Do We Really Need Toilet Paper???


Believe it or not, we’re weird. In fact, much of the world considers us a bit on the “dirty” side as well. Why? We use toilet paper.

Just look at Japan. They are known for their toilet prowess. They are the Rembrandts of the bathroom and have perfected the electronic toilet. The secret? Water. Let me ask you: if you get your hands dirty with mud, do you clean up with just a paper towel? No, we wash with water first. This is the concept behind the bidet — the essential potty tool used in Europe and Japan. Think about them as a car wash for your bum.

Not only are bidets cleaner, but they are far better for the environment. To manufacture ONE single roll of toilet paper it requires from 12 to 37 gallons of water. A normal toilet seat takes on average 4 gallons of water, while a bidet only takes 1/8 of a gallon of water!!!

Americans are freaked out by them though. Senior Rowan Foster said, “I don’t like bidets, they scare me, and they are so weird. I would never consider buying a bidet for myself.”

Junior Lexi Sederopoulos feels the same way. “I’ve never personally used one, and I don’t really plan on it.”

Bidets are not only cleaner than toilet paper, but they are safer and more effective. Who wants a dirty bottom? Not me. Bidets are known to wash away all the unpleasant stuff, and they are far safer than toilet paper, constant wiping can cause irritations, hemorrhoids, or urinary problems.

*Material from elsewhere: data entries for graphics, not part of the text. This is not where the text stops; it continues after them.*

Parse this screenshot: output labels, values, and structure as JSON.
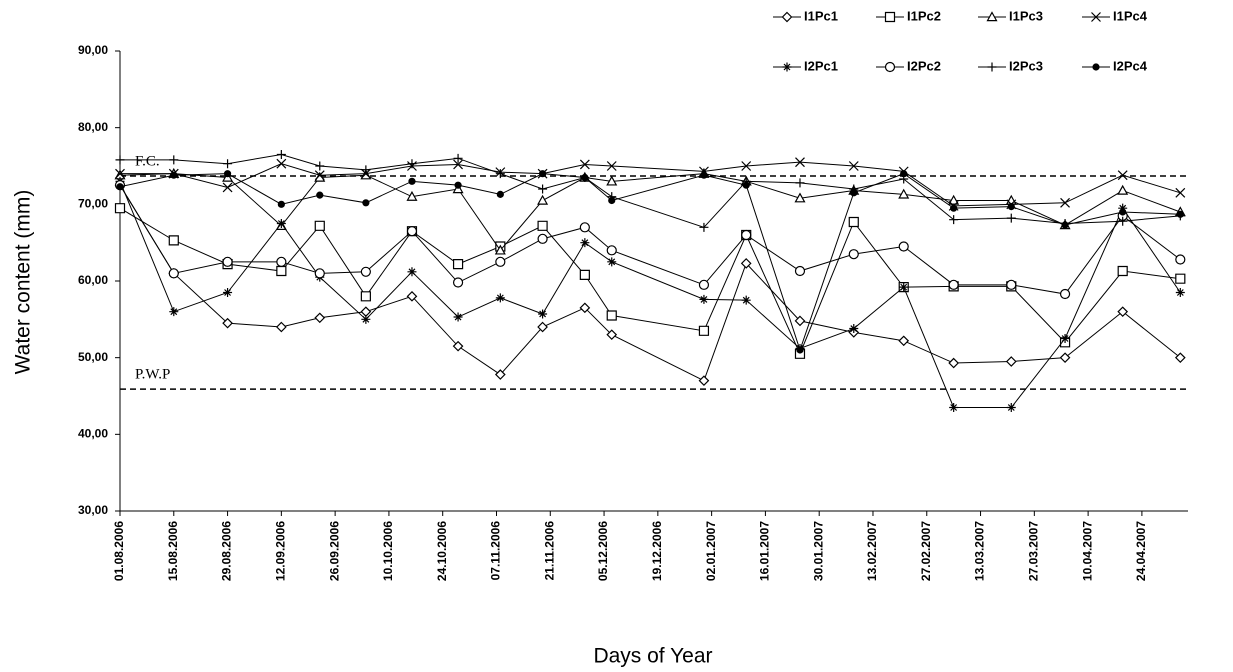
{
  "chart_data": {
    "type": "line",
    "x_label": "Days of Year",
    "y_label": "Water content (mm)",
    "x": [
      "01.08.2006",
      "15.08.2006",
      "29.08.2006",
      "12.09.2006",
      "22.09.2006",
      "04.10.2006",
      "16.10.2006",
      "28.10.2006",
      "08.11.2006",
      "19.11.2006",
      "30.11.2006",
      "07.12.2006",
      "31.12.2006",
      "11.01.2007",
      "25.01.2007",
      "08.02.2007",
      "21.02.2007",
      "06.03.2007",
      "21.03.2007",
      "04.04.2007",
      "19.04.2007",
      "04.05.2007"
    ],
    "xlim": [
      "01.08.2006",
      "06.05.2007"
    ],
    "xticks": [
      "01.08.2006",
      "15.08.2006",
      "29.08.2006",
      "12.09.2006",
      "26.09.2006",
      "10.10.2006",
      "24.10.2006",
      "07.11.2006",
      "21.11.2006",
      "05.12.2006",
      "19.12.2006",
      "02.01.2007",
      "16.01.2007",
      "30.01.2007",
      "13.02.2007",
      "27.02.2007",
      "13.03.2007",
      "27.03.2007",
      "10.04.2007",
      "24.04.2007"
    ],
    "ylim": [
      30,
      90
    ],
    "yticks": [
      {
        "value": 30,
        "label": "30,00"
      },
      {
        "value": 40,
        "label": "40,00"
      },
      {
        "value": 50,
        "label": "50,00"
      },
      {
        "value": 60,
        "label": "60,00"
      },
      {
        "value": 70,
        "label": "70,00"
      },
      {
        "value": 80,
        "label": "80,00"
      },
      {
        "value": 90,
        "label": "90,00"
      }
    ],
    "grid": false,
    "legend": "top-right",
    "reference_lines": [
      {
        "label": "F.C.",
        "value": 73.7
      },
      {
        "label": "P.W.P",
        "value": 45.9
      }
    ],
    "series": [
      {
        "name": "I1Pc1",
        "color": "#000000",
        "marker": "diamond",
        "values": [
          72.5,
          61,
          54.5,
          54,
          55.2,
          56,
          58,
          51.5,
          47.8,
          54,
          56.5,
          53,
          47,
          62.3,
          54.8,
          53.3,
          52.2,
          49.3,
          49.5,
          50,
          56,
          50
        ]
      },
      {
        "name": "I1Pc2",
        "color": "#000000",
        "marker": "square",
        "values": [
          69.5,
          65.3,
          62.2,
          61.3,
          67.2,
          58,
          66.5,
          62.2,
          64.5,
          67.2,
          60.8,
          55.5,
          53.5,
          66,
          50.5,
          67.7,
          59.2,
          59.3,
          59.3,
          52,
          61.3,
          60.3
        ]
      },
      {
        "name": "I1Pc3",
        "color": "#000000",
        "marker": "triangle",
        "values": [
          73.8,
          74,
          73.5,
          67.2,
          73.5,
          73.8,
          71,
          72,
          64,
          70.5,
          73.5,
          73,
          74,
          73,
          70.8,
          71.8,
          71.3,
          70.5,
          70.5,
          67.3,
          71.8,
          69
        ]
      },
      {
        "name": "I1Pc4",
        "color": "#000000",
        "marker": "x",
        "values": [
          74,
          74,
          72.2,
          75.3,
          73.8,
          74,
          75,
          75.2,
          74.2,
          74,
          75.2,
          75,
          74.3,
          75,
          75.5,
          75,
          74.3,
          69.8,
          70,
          70.2,
          73.8,
          71.5
        ]
      },
      {
        "name": "I2Pc1",
        "color": "#000000",
        "marker": "star",
        "values": [
          73,
          56,
          58.5,
          67.5,
          60.5,
          55,
          61.2,
          55.3,
          57.8,
          55.7,
          65,
          62.5,
          57.6,
          57.5,
          51.2,
          53.8,
          59.2,
          43.5,
          43.5,
          52.5,
          69.5,
          58.5
        ]
      },
      {
        "name": "I2Pc2",
        "color": "#000000",
        "marker": "circle",
        "values": [
          72.5,
          61,
          62.5,
          62.5,
          61,
          61.2,
          66.5,
          59.8,
          62.5,
          65.5,
          67,
          64,
          59.5,
          66,
          61.3,
          63.5,
          64.5,
          59.5,
          59.5,
          58.3,
          68.5,
          62.8
        ]
      },
      {
        "name": "I2Pc3",
        "color": "#000000",
        "marker": "plus",
        "values": [
          75.8,
          75.8,
          75.3,
          76.5,
          75,
          74.5,
          75.3,
          76,
          74,
          72,
          73.5,
          71,
          67,
          73,
          72.8,
          72,
          73.3,
          68,
          68.2,
          67.5,
          67.8,
          68.5
        ]
      },
      {
        "name": "I2Pc4",
        "color": "#000000",
        "marker": "dot",
        "values": [
          72.3,
          73.8,
          74,
          70,
          71.2,
          70.2,
          73,
          72.5,
          71.3,
          74,
          73.5,
          70.5,
          73.8,
          72.5,
          51,
          71.5,
          74,
          69.5,
          69.7,
          67.3,
          69,
          68.7
        ]
      }
    ]
  }
}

Some bidets are absolutely luxurious. Imagine a fine hotel for your backside. Bidets can be really expensive, but there are some alternatives that are cheap, and really effective.

There is a very small group of people that do want to try out a bidet, though. Sophomore Valery Kanzler said, “I would really like to have one, or at least try one out. I think they are good and that they could help the world in a significant way.”

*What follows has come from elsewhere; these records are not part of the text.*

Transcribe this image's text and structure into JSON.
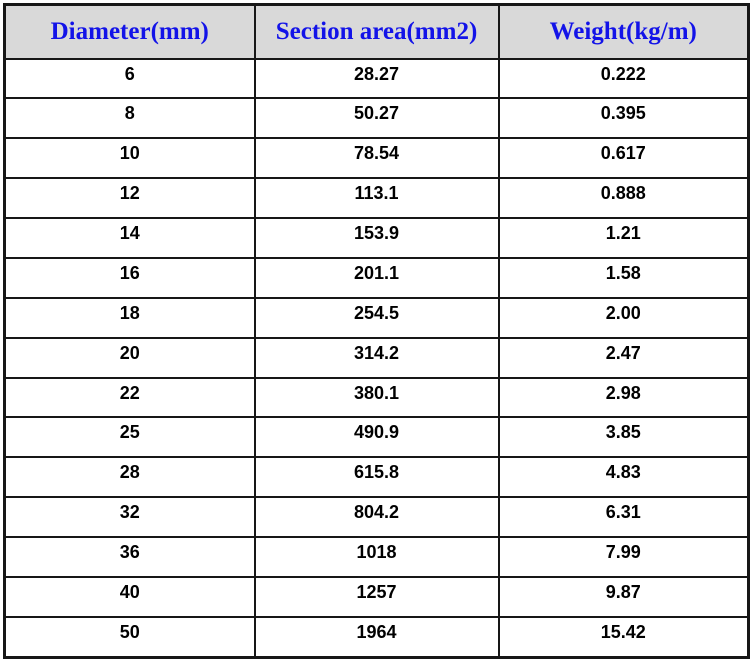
{
  "colors": {
    "header_bg": "#d9d9d9",
    "header_text": "#1313e8",
    "border": "#171717",
    "body_text": "#000000",
    "page_bg": "#ffffff"
  },
  "chart_data": {
    "type": "table",
    "columns": [
      "Diameter(mm)",
      "Section area(mm2)",
      "Weight(kg/m)"
    ],
    "rows": [
      [
        "6",
        "28.27",
        "0.222"
      ],
      [
        "8",
        "50.27",
        "0.395"
      ],
      [
        "10",
        "78.54",
        "0.617"
      ],
      [
        "12",
        "113.1",
        "0.888"
      ],
      [
        "14",
        "153.9",
        "1.21"
      ],
      [
        "16",
        "201.1",
        "1.58"
      ],
      [
        "18",
        "254.5",
        "2.00"
      ],
      [
        "20",
        "314.2",
        "2.47"
      ],
      [
        "22",
        "380.1",
        "2.98"
      ],
      [
        "25",
        "490.9",
        "3.85"
      ],
      [
        "28",
        "615.8",
        "4.83"
      ],
      [
        "32",
        "804.2",
        "6.31"
      ],
      [
        "36",
        "1018",
        "7.99"
      ],
      [
        "40",
        "1257",
        "9.87"
      ],
      [
        "50",
        "1964",
        "15.42"
      ]
    ],
    "layout": {
      "grid": true,
      "header_row": true,
      "column_alignment": [
        "center",
        "center",
        "center"
      ]
    }
  }
}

It’s clear that bidets are far better than toilet paper in a lot of ways, but why are we still not using them? Well almost every person in the US grew up using toilet paper, and it’s not easy to change thousands of minds and convince them to make the transition from toilet paper to bidets. Also, most of the toilet seats in the US don’t have space or additional plumbing setup that is required to install a bidet.